How to Write a Tragic Ending
I like happy endings, but no happy ending is ever as affective as a tragic ending. Sometimes a story just needs to come to a tragic conclusion. There’s several ways to do this. One way is to have action to the end, but the heroes just aren’t up to the task. This is somewhat common with the older nuclear weapon movies. Our hero is trying to prevent an explosion, time runs out, there is a flash of white light and we fade to black. Game over. It works, but it doesn’t give the audience time to think about what just happened. A reader puts the novel down and starts thinking about doing laundry instead.

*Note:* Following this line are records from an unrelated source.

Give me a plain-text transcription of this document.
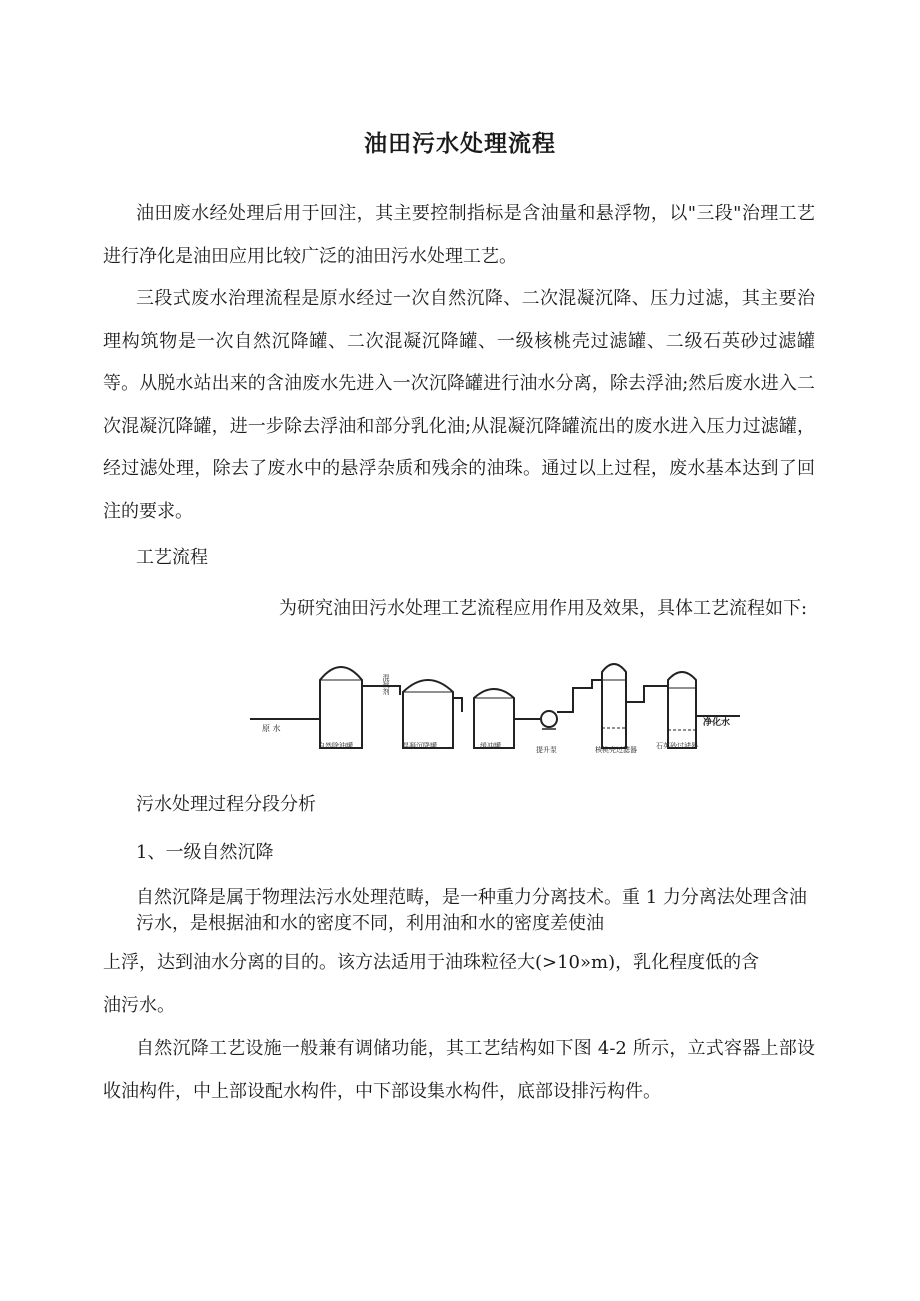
油田污水处理流程
油田废水经处理后用于回注，其主要控制指标是含油量和悬浮物，以"三段"治理工艺进行净化是油田应用比较广泛的油田污水处理工艺。
三段式废水治理流程是原水经过一次自然沉降、二次混凝沉降、压力过滤，其主要治理构筑物是一次自然沉降罐、二次混凝沉降罐、一级核桃壳过滤罐、二级石英砂过滤罐等。从脱水站出来的含油废水先进入一次沉降罐进行油水分离，除去浮油;然后废水进入二次混凝沉降罐，进一步除去浮油和部分乳化油;从混凝沉降罐流出的废水进入压力过滤罐，经过滤处理，除去了废水中的悬浮杂质和残余的油珠。通过以上过程，废水基本达到了回注的要求。
工艺流程
为研究油田污水处理工艺流程应用作用及效果，具体工艺流程如下:
原 水
自然除油罐	混凝沉降罐	缓冲罐	提升泵	核桃壳过滤器	石英砂过滤器
净化水
混凝剂
污水处理过程分段分析
1、一级自然沉降
自然沉降是属于物理法污水处理范畴，是一种重力分离技术。重 1 力分离法处理含油污水，是根据油和水的密度不同，利用油和水的密度差使油
上浮，达到油水分离的目的。该方法适用于油珠粒径大(>10»m)，乳化程度低的含
油污水。
自然沉降工艺设施一般兼有调储功能，其工艺结构如下图 4-2 所示，立式容器上部设收油构件，中上部设配水构件，中下部设集水构件，底部设排污构件。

The audience needs a breather between the tragic event and the actual end. Not a long breather, a few pages or so, but enough to respect the reader’s mourning over the loss of a character. Suppose a character decides life isn’t worth it and jumps from a bridge. We know he’s dead, but the story goes on and we find something that indicates he may not be dead. Then they find his body and sure enough, he is dead. That section in which we question his death gives us time to breathe and then finding his body is the nail sealing the coffin. It gives the tragedy an extra punch, making it even darker.
We can also go the other way. You may recall the ending to the movie My Girl. Following the death of a friend, there is a period of mourning, but then we see hope for the future. We see the lead character playing with a new friend. She isn’t over the death of her best friend, but the healing process has begun and there is hope for the future. There’s something about that hope that makes the ending so much more poignant.
With these last two endings, the point is that life goes on. By showing that, we are telling the reader that the surviving characters are going to have to live through the feelings that the reader is having. With an abrupt tragic end, the reader doesn’t see that because there isn’t anyone there to experience the feelings.